NEW YORK (Reuters) - Stocks rose for a third straight day on Tuesday, pushing the S&P above 1,400 for the first time since early May, on growing optimism the European Central Bank would act soon to contain the euro zone’s debt crisis.
Trading was light, which could distort the level of optimism investors truly have that Europe will follow through with adequate measures. ECB President Mario Draghi boosted hopes last week when he spoke of restoring calm to the euro zone’s troubled bond markets.
Since then, good news from Greece and declines in borrowing costs for Spain and Italy from peaks above 7 percent have kept sentiment positive. The relative calm allowed the S&P to break through the psychologically important 1,400 level after trying unsuccessfully the past couple of sessions.
“If the ECB expands its balance sheet, it will keep pushing these bond yields lower, which can help these countries finance their debt, giving markets a bit of reprieve,” said Joseph Tanious, global market strategist at J.P. Morgan Funds in New York. “It’s likely we won’t get anything official for a few weeks, and until then investors are likely to be skittish.”
Summer holidays have added to light trading volume, which has contributed to volatility. Equities cut their gains just before the close on Tuesday, mirroring Monday’s late-day action.
About 6.39 billion shares traded on the New York Stock Exchange, the American Stock Exchange and Nasdaq, below last year’s daily average of 7.84 billion.

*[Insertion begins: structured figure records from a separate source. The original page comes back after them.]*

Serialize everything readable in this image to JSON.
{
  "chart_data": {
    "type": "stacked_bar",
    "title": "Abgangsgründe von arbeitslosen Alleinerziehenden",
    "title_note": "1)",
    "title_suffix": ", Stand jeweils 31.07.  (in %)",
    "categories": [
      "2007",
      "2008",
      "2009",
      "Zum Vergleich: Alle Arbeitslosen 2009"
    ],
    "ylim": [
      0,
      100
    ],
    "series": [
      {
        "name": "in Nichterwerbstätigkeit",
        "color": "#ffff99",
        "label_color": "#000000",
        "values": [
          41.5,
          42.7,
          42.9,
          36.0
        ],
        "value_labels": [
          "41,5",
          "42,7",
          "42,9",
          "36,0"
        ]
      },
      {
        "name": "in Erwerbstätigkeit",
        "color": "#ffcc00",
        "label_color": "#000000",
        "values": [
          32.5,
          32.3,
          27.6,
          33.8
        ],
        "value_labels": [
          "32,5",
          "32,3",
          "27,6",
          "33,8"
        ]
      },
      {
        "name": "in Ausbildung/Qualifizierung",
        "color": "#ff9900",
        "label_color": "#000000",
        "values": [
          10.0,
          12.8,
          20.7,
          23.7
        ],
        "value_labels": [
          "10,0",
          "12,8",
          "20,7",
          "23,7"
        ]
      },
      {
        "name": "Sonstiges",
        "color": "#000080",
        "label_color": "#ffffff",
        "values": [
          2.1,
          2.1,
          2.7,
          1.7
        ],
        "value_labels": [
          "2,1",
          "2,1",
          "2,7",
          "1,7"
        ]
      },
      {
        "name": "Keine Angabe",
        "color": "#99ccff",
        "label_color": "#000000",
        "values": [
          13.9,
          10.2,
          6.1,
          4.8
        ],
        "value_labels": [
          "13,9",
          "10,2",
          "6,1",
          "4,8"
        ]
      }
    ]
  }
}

The real tests for markets may come in September. The ECB is expected to face decisions about controlling the euro zone debt crisis and the Federal Reserve could take stimulus actions to aid the flagging U.S. economic recovery.
The Dow Jones industrial average .DJI rose 51.09 points, or 0.39 percent, at 13,168.60. The Standard & Poor's 500 Index .SPX was up 7.12 points, or 0.51 percent, at 1,401.35. The Nasdaq Composite Index .IXIC was up 25.95 points, or 0.87 percent, at 3,015.86.
Despite worries over the economies of Europe and the United States, investors have pushed the S&P 500 up more than 11 percent so far this year. Yield-hungry investors have kept buying stocks as U.S. and German government bond prices soar and yields hit historic lows.
Tuesday’s advance was led by stocks in cyclical sectors like energy, materials and consumer discretionary, while defensive sectors like telecoms and utilities edged lower.
Energy stocks .GSPE rose 1.3 percent, helped by Chesapeake Energy (CHK.N), which jumped after it said it would sell some assets and spend less on new properties. The stock surged 9.4 percent to $19.37 and was one of the top percentage gainers in the S&P 500.
Banking shares .GSPF rose 0.5 percent, lifted by Morgan Stanley (MS.N), which was up 2.5 percent at $14.50.
“Despite what seems like a weekly scandal of some sort, the banks have posted incredibly large profits. The Fed has made it very easy for them to take on very little risk and make very large profits,” said Randy Frederick, managing director of active trading and derivatives for Charles Schwab in Austin, Texas.
Watch and fashion accessory maker Fossil Inc (FOSL.O) soared 32 percent to $91.77 after it forecast growth in Asia and Europe.
With 82 percent of S&P companies having reported quarterly results, 68 percent have beaten profit expectations, according to Thomson Reuters data.
Pfizer (PFE.N) and Johnson & Johnson (JNJ.N) scrapped further studies of an experimental drug for Alzheimer’s disease after the drug failed in a second trial. U.S.-traded shares of their partner, Elan Corp ELN.N, dropped 0.9 percent to $11.15. Pfizer fell 2.1 percent to $23.74 and J&J edged 0.8 percent lower to $68.29.
A group of investors rescued Knight Capital Group KCG.N in a $400 million deal that kept the market maker in business, but existing shareholders were nearly wiped out. Knight closed 0.3 percent lower at $3.06, erasing gains of more than 3 percent from earlier in the session.
About 62 percent of stocks on the New York Stock Exchange closed higher while 61 percent of Nasdaq-listed stocks finished up.